Publishing group Informa (INF) has rallied by 30% since November 2012 on bid speculation, yet analysts are now turning more cautious on the FTSE 250 constituent's prospects ahead of full-year results on Thursday (21 Feb).
The £3 billion cap has enjoyed strong share price gains in the past three months on talk that the company is being stalked by Germany?s Axel Springer and a private equity consortium including Apax and Carlyle. It has previously been the subject of merger talk with rival FTSE 250 publisher UBM.
But as the merger and acquisition chatter has failed to materialise into a firm bid, analysts fear the market will want to see evidence of a turnaround in what remain tough trading conditions.
October's third-quarter update (16 Oct '12) revealed a disappointing 2% fall in like-for-like (LFL) sales during the first nine months of 2012 and consensus is predicting a 1% decline for the full year.
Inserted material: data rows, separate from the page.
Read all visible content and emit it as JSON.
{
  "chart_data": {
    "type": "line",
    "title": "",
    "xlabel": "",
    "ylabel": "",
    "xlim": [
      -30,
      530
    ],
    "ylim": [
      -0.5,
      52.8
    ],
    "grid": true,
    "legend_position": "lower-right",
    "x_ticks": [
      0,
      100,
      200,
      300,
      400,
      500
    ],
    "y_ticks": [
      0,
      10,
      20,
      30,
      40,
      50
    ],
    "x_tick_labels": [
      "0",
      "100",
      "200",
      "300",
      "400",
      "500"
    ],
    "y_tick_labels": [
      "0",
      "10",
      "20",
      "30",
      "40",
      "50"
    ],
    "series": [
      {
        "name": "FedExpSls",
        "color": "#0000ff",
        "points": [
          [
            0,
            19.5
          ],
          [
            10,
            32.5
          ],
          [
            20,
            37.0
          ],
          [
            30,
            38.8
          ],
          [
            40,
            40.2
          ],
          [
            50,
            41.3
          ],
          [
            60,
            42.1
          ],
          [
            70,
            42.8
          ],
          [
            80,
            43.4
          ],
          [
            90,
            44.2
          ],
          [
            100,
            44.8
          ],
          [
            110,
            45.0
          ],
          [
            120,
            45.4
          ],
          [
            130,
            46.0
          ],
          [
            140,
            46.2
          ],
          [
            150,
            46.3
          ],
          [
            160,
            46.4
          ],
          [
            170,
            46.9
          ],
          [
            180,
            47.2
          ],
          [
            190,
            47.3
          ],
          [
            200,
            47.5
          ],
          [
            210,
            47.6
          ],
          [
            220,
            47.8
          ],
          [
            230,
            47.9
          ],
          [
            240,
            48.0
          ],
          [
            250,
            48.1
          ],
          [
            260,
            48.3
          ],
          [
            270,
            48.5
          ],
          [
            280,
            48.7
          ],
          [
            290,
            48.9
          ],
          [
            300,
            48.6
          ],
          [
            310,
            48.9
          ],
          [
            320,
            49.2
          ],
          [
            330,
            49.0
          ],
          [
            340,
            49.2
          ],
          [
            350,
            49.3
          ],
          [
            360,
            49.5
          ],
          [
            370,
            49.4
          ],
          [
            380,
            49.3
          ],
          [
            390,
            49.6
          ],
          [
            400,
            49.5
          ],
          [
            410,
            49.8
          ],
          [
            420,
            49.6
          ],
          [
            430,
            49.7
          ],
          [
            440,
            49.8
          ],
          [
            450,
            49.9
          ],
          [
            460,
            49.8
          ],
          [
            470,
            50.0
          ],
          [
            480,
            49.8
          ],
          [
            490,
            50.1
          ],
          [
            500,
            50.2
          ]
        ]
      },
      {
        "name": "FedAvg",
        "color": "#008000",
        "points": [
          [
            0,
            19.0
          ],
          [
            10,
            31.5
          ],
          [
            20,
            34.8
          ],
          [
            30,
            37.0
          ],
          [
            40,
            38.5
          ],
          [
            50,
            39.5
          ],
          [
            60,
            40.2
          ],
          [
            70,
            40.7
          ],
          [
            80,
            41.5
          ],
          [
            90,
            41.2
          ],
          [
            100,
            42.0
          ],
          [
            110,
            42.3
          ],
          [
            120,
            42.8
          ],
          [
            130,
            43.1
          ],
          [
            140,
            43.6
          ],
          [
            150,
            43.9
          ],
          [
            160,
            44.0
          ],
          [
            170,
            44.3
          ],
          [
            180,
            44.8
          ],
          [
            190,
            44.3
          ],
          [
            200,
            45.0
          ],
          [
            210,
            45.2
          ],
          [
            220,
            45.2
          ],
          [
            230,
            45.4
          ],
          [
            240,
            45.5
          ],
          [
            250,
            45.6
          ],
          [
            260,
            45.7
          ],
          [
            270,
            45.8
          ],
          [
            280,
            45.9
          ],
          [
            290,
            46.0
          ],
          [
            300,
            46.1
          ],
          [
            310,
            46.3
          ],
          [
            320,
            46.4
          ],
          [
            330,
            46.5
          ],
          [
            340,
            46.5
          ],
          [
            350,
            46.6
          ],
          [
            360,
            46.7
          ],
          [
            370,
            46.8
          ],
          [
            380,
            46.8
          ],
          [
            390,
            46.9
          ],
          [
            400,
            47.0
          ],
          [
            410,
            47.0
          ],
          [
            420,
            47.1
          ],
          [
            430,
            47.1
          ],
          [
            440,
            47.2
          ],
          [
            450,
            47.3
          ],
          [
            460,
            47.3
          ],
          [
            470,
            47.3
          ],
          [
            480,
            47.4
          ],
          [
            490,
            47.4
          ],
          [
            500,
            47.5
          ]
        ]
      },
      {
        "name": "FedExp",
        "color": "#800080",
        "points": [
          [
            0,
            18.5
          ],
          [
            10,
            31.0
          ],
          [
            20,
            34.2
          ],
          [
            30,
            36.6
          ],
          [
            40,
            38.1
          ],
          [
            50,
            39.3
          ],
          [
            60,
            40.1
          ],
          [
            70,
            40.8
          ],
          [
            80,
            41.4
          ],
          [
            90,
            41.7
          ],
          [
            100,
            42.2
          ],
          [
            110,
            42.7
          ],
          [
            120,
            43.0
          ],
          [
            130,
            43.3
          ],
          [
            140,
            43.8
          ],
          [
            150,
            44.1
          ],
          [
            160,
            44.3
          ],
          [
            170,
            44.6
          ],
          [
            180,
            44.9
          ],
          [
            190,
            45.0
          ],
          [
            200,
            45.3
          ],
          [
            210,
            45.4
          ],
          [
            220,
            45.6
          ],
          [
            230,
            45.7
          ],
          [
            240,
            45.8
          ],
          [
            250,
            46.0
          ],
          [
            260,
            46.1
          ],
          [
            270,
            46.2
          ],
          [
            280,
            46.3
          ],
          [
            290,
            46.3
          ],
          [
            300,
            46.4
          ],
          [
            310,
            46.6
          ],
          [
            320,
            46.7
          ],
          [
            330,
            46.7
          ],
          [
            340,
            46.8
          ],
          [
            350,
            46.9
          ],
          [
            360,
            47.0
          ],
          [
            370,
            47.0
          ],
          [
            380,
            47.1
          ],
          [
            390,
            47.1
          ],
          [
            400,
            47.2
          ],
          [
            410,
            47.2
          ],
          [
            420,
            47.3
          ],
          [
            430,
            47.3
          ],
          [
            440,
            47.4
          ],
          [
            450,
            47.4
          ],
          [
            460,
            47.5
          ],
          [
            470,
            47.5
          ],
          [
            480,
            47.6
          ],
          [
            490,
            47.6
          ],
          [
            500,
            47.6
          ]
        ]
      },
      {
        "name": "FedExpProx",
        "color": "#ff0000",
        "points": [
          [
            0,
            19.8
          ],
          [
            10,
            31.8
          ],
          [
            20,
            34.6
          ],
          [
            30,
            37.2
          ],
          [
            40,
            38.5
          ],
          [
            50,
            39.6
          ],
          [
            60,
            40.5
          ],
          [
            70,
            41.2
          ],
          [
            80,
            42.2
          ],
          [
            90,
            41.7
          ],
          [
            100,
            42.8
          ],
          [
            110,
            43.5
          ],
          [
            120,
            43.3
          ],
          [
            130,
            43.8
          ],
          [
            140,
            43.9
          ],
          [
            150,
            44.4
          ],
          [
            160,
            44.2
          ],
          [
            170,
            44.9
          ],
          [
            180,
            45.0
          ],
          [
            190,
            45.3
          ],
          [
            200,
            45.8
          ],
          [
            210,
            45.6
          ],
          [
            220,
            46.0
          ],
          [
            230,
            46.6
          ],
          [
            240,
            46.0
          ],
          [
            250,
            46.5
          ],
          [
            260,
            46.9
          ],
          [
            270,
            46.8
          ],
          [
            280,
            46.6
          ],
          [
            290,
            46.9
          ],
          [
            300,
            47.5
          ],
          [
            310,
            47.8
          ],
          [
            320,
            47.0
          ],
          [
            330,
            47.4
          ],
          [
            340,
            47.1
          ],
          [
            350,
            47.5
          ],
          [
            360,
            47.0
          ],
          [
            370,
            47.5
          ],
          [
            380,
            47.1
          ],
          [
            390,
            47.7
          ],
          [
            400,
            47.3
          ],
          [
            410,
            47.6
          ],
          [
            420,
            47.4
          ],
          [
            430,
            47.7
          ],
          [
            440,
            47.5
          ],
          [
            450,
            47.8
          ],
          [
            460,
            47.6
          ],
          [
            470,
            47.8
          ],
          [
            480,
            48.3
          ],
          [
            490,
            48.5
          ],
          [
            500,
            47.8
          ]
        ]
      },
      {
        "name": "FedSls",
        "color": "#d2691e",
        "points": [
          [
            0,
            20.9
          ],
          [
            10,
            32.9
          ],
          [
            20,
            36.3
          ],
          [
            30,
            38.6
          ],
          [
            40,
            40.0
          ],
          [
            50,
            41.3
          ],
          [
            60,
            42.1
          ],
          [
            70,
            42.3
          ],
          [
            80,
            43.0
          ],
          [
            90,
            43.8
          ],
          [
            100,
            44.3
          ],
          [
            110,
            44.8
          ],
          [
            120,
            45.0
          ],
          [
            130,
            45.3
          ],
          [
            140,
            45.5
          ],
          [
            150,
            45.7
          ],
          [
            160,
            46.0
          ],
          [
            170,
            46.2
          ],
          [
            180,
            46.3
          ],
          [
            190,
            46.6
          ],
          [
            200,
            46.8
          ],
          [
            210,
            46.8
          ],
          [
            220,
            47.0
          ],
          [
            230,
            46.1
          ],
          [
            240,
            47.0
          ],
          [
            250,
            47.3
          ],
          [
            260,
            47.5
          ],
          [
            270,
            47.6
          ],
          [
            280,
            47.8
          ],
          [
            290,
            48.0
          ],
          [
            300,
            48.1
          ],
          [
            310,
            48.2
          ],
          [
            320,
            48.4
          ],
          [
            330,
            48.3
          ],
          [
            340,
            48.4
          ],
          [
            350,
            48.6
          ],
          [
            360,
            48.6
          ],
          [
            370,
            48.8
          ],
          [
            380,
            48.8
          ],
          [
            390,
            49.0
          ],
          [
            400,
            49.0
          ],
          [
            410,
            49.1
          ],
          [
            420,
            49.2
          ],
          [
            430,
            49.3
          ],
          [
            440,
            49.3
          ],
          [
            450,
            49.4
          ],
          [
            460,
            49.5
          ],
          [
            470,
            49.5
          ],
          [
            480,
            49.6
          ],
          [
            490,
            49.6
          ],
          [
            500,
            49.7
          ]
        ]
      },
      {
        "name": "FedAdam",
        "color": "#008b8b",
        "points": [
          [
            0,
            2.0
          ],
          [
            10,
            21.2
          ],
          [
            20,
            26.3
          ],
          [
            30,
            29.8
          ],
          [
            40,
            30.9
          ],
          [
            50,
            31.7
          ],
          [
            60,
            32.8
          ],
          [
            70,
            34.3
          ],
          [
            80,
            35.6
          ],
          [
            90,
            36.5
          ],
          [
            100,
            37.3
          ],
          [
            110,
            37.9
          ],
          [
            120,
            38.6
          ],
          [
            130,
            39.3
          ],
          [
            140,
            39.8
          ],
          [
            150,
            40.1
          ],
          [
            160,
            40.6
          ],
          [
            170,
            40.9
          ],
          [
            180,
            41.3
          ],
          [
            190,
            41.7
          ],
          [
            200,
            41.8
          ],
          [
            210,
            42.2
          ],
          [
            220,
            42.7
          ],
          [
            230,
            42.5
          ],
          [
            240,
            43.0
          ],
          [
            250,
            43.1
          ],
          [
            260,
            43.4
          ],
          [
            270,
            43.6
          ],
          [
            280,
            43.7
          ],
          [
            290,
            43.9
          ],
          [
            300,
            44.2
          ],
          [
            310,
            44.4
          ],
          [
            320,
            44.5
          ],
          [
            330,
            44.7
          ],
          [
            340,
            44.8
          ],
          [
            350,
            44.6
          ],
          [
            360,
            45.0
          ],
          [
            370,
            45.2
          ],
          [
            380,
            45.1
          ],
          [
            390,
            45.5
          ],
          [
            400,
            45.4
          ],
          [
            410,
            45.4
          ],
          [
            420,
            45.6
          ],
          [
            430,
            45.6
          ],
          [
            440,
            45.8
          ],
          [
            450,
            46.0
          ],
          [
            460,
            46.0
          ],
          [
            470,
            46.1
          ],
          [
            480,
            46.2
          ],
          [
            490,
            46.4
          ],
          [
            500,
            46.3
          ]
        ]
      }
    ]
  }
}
In order to make the full-year numbers the business will need to have seen a 2% rise in LFL revenues in the fourth quarter.
Investec analyst Steve Liechti says: 'Sales could disappoint in 2012 but margin should do OK given cost rationalisation.' Meanwhile Roddy Davidson, from Westhouse, says: 'We moved our recommendation to neutral in December following a period of strong share price performance, which we felt owed more to bid speculation than underlying trading.'
Informa's big issue is its high exposure to the cyclical events space which accounts for 45% of revenues and approximately two thirds of profits. At its October update it warned of challenging conditions facing its smaller European conferences, in particular.
At the headline level, the market is forecasting sales of £1 billion for 2012, up 3.7% on 2011's £972 million turnout. A final dividend payout of 21.7p is predicted by consensus, for a total 27.7p distribution in 2012, equivalent to a 3.6% yield.